Fresh herbs – parsley, basil, dill and more – are easiest to come by in the summer. Maybe you’re even growing some in your garden or in an outdoor pot. Not only are summer herbs bursting with big flavor and fragrance, (think basil leaves on fresh tomatoes), they’re actually good for you. Many have antioxidant and anti-inflammatory powers to protect your health. Here’s the nutritional lowdown on some of my favorite herbs as well as some suggestions for their use:
Basil: Did you know that basil is a member of the mint family? It has been used medicinally for centuries to treat a wide variety of ailments ranging from colds to intestinal gas, kidney problems and snake bites. More recently, basil oil has been shown to combat the bacteria that causes pimples. It also has health protective antioxidant chops, gives you calcium and vitamin K, which we need for blood-clotting and bone strength. Better yet, basil improves blood flow to the brain and enhances overall brain functions. And as I report in The Omni Diet, basil’s anti-inflammatory properties also help improve cognitive function and prevent strokes and cancer. Use it to make pesto (natch); to provide extra oomph for sliced tomatoes, strew them with sliced or whole basil leaves, and try my Pan Seared Salmon or make Rainbow Chard Slaw.
Cilantro: People often have a “love it or leave it” view of cilantro, an herb with a distinctive aroma and flavor. (Cilantro seeds are coriander.) Cilantro provides vitamin K, good for blood clotting and bone strength, some vitamin A, folate, manganese and riboflavin. It also contains antibiotic compounds that can protect against food borne illnesses. Despite the fact that so many people (including the late, great Julia Child) are turned off by cilantro, millions more, especially in Latin and Asian countries, use it liberally. And, of course, cilantro is an essential ingredient in salsa, and a fabulous base for my tasty cilantro oil.
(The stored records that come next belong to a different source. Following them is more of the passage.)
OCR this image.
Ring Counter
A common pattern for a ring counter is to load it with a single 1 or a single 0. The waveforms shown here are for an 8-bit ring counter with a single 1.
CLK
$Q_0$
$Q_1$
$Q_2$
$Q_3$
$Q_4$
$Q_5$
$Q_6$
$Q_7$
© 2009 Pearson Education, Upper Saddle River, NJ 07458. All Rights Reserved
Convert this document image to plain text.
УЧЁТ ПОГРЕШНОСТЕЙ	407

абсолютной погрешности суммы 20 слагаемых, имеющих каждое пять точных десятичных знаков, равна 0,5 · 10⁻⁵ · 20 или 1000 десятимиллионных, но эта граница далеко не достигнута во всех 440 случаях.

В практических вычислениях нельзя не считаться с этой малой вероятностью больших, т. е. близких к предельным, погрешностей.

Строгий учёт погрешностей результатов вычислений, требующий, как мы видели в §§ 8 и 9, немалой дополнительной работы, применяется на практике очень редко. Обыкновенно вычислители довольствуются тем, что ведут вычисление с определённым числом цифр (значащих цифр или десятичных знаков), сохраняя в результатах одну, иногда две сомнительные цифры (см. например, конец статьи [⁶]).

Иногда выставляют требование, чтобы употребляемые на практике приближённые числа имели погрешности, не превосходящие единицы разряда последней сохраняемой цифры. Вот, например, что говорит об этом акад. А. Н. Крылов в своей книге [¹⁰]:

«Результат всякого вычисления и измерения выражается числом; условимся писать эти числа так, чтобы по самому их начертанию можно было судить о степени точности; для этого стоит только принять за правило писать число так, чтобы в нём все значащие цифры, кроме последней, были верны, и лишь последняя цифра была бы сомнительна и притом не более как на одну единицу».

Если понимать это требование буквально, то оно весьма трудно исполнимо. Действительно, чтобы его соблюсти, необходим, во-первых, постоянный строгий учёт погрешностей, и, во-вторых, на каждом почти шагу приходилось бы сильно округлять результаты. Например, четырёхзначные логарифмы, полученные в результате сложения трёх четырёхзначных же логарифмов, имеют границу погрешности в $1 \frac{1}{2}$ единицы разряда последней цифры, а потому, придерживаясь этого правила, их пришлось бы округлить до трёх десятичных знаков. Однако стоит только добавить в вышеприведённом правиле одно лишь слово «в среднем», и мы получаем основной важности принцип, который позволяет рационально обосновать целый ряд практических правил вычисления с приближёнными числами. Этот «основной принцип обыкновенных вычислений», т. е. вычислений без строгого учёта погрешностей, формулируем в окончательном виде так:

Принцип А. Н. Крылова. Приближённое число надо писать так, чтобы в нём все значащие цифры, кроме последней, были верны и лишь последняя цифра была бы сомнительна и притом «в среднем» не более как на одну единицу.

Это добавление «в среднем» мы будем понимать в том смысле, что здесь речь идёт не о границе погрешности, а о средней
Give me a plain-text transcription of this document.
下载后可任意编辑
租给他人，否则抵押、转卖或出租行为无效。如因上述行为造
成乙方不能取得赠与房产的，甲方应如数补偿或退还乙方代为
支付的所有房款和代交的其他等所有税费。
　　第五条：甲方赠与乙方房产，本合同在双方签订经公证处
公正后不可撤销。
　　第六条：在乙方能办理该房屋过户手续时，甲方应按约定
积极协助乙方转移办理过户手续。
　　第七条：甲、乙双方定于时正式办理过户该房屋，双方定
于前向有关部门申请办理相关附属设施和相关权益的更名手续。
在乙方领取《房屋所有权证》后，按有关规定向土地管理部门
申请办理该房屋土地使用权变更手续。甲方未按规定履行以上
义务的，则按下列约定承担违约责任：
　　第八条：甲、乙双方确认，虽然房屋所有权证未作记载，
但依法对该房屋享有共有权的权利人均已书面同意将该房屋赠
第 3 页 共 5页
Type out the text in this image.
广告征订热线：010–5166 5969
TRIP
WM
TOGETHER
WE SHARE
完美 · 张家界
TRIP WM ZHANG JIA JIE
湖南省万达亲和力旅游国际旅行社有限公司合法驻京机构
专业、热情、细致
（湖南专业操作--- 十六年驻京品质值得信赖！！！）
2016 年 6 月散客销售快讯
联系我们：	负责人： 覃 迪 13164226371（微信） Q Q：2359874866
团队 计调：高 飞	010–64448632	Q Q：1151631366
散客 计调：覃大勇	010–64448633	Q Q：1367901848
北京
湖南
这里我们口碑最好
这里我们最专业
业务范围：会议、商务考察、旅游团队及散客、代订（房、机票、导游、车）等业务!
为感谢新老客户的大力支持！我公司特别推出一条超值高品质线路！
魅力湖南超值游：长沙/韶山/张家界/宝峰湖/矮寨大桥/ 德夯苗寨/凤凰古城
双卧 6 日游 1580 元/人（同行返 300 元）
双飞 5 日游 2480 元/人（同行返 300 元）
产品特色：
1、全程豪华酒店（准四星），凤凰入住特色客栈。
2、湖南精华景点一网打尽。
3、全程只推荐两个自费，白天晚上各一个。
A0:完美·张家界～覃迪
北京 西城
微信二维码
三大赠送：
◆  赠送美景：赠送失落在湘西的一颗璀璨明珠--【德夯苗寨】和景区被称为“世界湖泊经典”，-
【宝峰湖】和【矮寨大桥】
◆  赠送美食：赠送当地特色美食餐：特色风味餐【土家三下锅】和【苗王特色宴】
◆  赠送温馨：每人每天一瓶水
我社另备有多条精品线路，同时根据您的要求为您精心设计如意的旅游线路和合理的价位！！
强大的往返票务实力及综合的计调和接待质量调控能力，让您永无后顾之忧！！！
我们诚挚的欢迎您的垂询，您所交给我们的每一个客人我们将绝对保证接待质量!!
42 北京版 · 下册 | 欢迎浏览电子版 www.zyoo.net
Dill: I’ve read that during the Middle Ages, people used dill to defend against witchcraft, probably because of its pungent aroma. Historically, this herb with its delicate, feathery leaves was used to treat digestive and urinary problems. Now we know that it provides bone-building calcium and an essential oil called eugenol that appears to have antiseptic properties. Of course, it is used to flavor dill pickles, but try it on my Salmon Burger.
Parsley: The most popular, most widely-used cooking herb in the world is not only good for you, it’s a delicious addition to almost every type of food (well, maybe not dessert). Parsley is a great source of vitamins A, C and K and also gives you iron and folate. What’s more, it promotes heart health, protects against rheumatoid arthritis and acts as a diuretic and detoxifying agent. Apigenin, a natural substance found in parsley (and celery) has been shown to slow the growth of breast tumors in mice by inducing cell death, inhibiting cell proliferation, and reducing expression of a gene associated with cancer growth. Apigenin is said to hold promise as a non-toxic treatment for one type of human breast cancer. Sprinkle this delicious herb on fish, add it to salads, use it to make pesto. Enjoy.